# Intel B85 Express chipset support



## icecoke (Oct 24, 2013)

Hi there,

We have to upgrade our hardware here and I wonder if the new boards with LGA1150 CPUs and Intel B85 Express chipset will be (fully?) supported by freebsd FreeBSD 9.1? Can anyone point me to resources about which chipset is supported by which version?

Many thanks in advance!

icecoke


----------



## neel (Oct 24, 2013)

I'm running FreeBSD 9.1 on an Intel H87 chipset. The integrated graphics *don't work yet*. Everything else *works fine*. I don't have any computer with an Intel B85 chipset, so I'm assuming that the B85 and the H87 are similar.

My specific motherboard (Asus H87M-E) didn't have the LAN port working either out of the box on FreeBSD, so I had to download a driver from Realtek to make it work. If your motherboard has an Intel i210 or i217 LAN controller, then FreeBSD 9.2 already has the drivers, while 9.1 doesn't. If your motherboard has a Realtek 8111G LAN controller like mine, then you need Realtek drivers for now whether you use 9.1 or 9.2.


----------



## icecoke (Oct 24, 2013)

Where do you have the information about the i217 LAN Controller from? I searched the http://www.freebsd.org/releases/9.2R/hardware.html#support page and didn't find it. 

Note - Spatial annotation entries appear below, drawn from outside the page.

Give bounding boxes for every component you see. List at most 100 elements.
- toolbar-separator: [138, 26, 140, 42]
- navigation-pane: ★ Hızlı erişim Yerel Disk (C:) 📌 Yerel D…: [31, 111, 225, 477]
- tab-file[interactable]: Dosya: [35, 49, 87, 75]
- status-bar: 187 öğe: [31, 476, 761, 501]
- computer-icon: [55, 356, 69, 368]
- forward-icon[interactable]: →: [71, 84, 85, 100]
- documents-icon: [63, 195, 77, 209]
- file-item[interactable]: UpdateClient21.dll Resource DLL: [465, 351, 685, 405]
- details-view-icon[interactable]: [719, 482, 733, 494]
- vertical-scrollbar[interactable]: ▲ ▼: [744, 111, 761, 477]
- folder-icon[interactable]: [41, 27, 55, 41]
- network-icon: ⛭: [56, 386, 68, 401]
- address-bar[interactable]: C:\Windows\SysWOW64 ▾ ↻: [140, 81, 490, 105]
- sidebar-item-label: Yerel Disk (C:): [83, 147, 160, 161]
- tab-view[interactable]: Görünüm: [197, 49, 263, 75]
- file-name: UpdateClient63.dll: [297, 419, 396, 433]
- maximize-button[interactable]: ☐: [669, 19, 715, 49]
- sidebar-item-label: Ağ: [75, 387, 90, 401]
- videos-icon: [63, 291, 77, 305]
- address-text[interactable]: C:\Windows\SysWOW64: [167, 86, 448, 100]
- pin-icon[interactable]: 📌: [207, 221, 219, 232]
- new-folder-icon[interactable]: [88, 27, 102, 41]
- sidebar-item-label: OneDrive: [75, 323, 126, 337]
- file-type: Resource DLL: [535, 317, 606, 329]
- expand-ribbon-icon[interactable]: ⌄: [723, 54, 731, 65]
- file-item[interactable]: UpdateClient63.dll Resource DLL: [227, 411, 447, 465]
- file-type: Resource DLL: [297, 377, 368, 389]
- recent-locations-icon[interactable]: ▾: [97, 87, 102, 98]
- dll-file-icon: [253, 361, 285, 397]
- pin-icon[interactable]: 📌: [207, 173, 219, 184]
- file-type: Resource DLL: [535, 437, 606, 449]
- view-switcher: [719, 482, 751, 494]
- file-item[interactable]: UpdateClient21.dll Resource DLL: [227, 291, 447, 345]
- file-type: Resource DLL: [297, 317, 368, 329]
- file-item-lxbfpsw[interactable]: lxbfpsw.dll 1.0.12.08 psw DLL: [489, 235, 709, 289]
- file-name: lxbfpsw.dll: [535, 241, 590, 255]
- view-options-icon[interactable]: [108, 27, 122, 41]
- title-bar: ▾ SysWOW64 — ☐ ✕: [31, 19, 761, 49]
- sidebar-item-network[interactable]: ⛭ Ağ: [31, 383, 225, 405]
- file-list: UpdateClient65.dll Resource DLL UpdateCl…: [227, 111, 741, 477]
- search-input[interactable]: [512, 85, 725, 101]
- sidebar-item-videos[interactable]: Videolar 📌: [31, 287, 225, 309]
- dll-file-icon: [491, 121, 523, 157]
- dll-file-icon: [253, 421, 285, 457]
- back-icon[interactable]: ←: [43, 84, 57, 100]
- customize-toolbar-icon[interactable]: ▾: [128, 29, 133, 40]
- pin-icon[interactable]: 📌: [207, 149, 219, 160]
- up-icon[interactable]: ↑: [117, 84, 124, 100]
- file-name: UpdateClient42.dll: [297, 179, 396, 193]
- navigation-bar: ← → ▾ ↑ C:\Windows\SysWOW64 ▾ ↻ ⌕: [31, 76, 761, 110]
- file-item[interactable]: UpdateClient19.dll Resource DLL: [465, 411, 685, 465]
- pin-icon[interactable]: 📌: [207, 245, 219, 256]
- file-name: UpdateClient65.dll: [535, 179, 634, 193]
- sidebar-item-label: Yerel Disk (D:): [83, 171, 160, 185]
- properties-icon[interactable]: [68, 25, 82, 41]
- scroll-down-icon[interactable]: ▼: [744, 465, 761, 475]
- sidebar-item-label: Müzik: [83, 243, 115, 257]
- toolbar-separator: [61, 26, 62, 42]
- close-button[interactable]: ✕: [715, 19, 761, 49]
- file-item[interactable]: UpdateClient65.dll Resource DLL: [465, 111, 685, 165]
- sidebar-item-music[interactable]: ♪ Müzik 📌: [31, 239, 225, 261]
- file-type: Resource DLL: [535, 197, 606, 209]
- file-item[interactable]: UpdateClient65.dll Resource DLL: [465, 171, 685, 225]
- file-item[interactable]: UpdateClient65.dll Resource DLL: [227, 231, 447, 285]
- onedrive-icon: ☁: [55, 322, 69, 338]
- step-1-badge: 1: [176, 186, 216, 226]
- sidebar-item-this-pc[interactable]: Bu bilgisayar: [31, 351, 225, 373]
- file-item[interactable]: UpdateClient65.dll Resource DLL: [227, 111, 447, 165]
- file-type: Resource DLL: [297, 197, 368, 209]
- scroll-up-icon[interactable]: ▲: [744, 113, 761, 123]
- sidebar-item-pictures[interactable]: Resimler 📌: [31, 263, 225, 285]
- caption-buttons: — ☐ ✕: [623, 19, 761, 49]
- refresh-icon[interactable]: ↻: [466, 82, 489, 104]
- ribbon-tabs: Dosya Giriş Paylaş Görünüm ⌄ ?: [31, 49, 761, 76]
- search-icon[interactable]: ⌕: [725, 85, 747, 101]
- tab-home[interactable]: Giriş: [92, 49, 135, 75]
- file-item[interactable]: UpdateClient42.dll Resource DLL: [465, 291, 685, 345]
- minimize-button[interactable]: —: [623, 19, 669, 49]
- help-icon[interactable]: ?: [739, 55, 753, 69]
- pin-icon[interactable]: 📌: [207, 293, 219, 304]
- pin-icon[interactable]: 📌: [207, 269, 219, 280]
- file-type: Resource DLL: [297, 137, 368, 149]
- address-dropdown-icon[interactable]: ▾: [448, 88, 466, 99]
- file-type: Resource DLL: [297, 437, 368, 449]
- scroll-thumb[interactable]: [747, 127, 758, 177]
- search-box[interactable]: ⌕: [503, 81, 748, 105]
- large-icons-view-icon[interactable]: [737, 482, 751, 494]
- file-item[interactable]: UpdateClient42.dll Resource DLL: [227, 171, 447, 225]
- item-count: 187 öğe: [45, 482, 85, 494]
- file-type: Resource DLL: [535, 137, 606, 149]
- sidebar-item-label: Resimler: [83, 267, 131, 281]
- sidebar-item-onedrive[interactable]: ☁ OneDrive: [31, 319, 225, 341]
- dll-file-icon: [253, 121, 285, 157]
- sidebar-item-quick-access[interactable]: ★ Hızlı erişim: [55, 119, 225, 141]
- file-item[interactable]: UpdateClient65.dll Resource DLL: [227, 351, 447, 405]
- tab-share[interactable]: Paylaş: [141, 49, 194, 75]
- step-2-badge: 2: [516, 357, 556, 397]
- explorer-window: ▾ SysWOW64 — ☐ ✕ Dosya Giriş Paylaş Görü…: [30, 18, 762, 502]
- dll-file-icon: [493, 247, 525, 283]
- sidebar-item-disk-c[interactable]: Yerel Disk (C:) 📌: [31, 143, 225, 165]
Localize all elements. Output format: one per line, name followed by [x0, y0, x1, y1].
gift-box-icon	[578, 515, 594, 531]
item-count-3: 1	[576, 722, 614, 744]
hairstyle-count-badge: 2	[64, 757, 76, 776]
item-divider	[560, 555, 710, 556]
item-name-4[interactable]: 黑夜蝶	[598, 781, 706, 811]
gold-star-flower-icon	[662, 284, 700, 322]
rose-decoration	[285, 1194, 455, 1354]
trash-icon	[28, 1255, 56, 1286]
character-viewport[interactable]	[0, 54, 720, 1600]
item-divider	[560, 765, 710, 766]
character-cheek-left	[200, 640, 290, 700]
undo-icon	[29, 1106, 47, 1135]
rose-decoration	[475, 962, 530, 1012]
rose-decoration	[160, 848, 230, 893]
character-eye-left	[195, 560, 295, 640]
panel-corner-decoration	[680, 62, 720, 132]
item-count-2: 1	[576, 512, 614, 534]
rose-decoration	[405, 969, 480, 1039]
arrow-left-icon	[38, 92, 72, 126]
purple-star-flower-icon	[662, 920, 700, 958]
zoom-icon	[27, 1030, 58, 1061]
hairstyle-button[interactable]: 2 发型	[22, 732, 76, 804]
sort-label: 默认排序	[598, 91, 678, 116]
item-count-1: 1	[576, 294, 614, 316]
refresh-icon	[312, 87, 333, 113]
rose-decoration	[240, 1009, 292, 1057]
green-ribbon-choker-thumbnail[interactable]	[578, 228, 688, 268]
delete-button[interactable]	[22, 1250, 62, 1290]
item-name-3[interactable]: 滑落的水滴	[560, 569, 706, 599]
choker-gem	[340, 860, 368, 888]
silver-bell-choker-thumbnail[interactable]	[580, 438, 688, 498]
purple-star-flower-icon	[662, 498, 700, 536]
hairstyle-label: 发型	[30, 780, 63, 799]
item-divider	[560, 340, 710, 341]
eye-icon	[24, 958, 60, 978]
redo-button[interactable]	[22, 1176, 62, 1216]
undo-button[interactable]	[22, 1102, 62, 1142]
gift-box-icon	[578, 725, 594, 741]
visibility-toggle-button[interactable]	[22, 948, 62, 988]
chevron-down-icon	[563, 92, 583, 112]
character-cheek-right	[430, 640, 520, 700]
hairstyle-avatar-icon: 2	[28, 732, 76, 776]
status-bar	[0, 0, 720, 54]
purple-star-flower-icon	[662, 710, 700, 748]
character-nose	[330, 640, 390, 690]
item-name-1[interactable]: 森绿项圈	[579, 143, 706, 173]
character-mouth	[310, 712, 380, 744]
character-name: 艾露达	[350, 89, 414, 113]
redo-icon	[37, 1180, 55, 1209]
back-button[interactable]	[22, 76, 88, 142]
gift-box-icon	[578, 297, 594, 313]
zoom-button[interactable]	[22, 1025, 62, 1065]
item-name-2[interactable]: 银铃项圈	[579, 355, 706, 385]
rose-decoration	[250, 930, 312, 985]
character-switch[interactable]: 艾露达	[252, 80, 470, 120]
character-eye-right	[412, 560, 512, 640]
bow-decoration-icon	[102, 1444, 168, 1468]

This would be of interest, because the new boards use the i217LV Controller.


----------



## neel (Oct 25, 2013)

Google and the FreeBSD mailing lists are your two friends:
http://lists.freebsd.org/pipermail/svn-src-head/2013-February/045090.html
http://lists.freebsd.org/pipermail/svn-src-stable-9/2013-March/004068.html


----------